In the near future, I believe we will see a number of blockchain-based applications that will allow patients to own their medical records. These will be applications that are based on permissioned blockchains. They will allow patients to decide who can see their medical records and under what conditions. I also believe we will see blockchain-based applications that will allow patients to store their medical data in a decentralized manner. These apps could be used by patients to store data about their health and to track data about their medical history.
What is the difference between a permissioned blockchain and a public blockchain? The main difference is that in a blockchain that is permissioned, only some parties have the ability to write to the ledger. This can be important when the parties want to ensure that they are the only ones who can write to the ledger. In a permissioned blockchain, the parties involved have to agree on the rules that govern the functioning of the blockchain.
The mathematics behind this security is complex, and to be honest I don’t understand it completely. The basic idea is that by verifying a transaction, you essentially prove that you did the work to check that it adheres to the rules of the blockchain. The main advantage of this is that you can have a high degree of confidence that a transaction is valid. You can also have high confidence that the records are updated in a secure way.
Challenges on the Road Ahead
I believe that blockchain is going to have a big impact on medicine in the near future. The technology has the potential to improve the way we store data, the way we share data and the way we access data. But as with any new technology, there are challenges that need to be overcome.
The first challenge is speed. Right now, there are not many blockchain-based platforms that can process transactions quickly enough to be used in a real-world environment.

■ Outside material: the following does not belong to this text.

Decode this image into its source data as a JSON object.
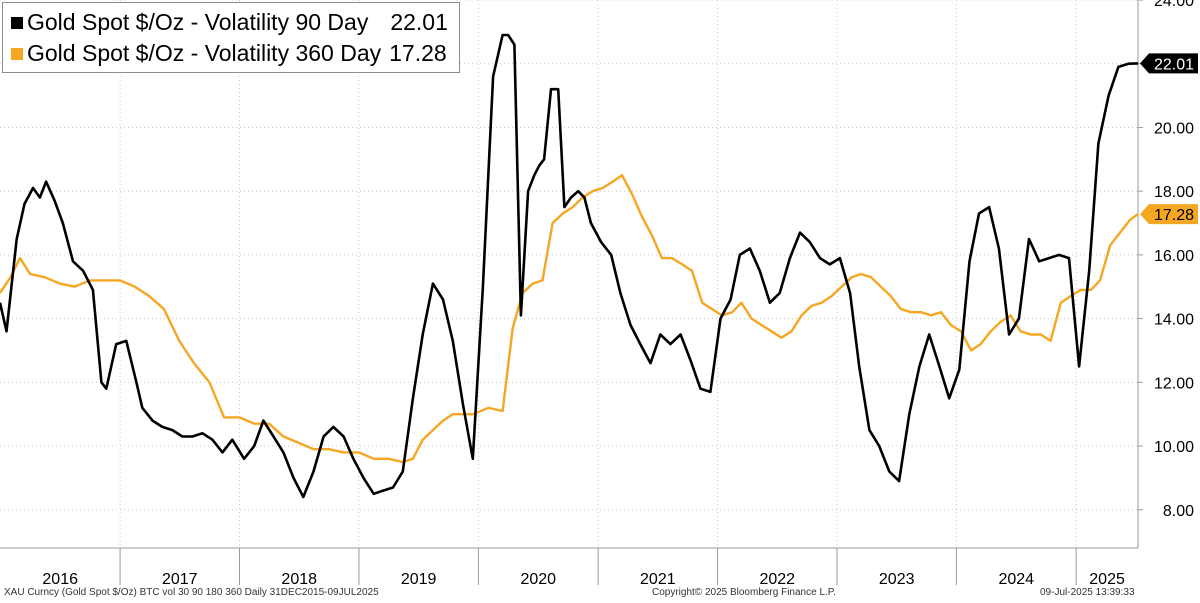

The Bitcoin and Ethereum blockchains are slow and expensive, and other blockchains are still slower and more expensive.
The second challenge is scalability. The data stored in a blockchain grows linearly, so it’s important to make sure that the blockchain can scale as the amount of data stored on it increases. In addition, there is a big difference between the number of transactions that are made on test networks and the number of transactions made on the mainnet. If the network can’t handle the number of transactions that are being made on it, the system will be unusable.
The third challenge is privacy. The security measures that are used to keep data private in a blockchain can have the unintended consequence of slowing down the network. This is especially true if the network is being used to process a lot of small transactions.
The fourth challenge is regulation. This is a big issue, and a topic for another day.
The Bottom Line
There is no doubt in my mind that blockchain will have a major impact on medicine. Right now, it still has some challenges to overcome, but it’s definitely something to keep a close eye on.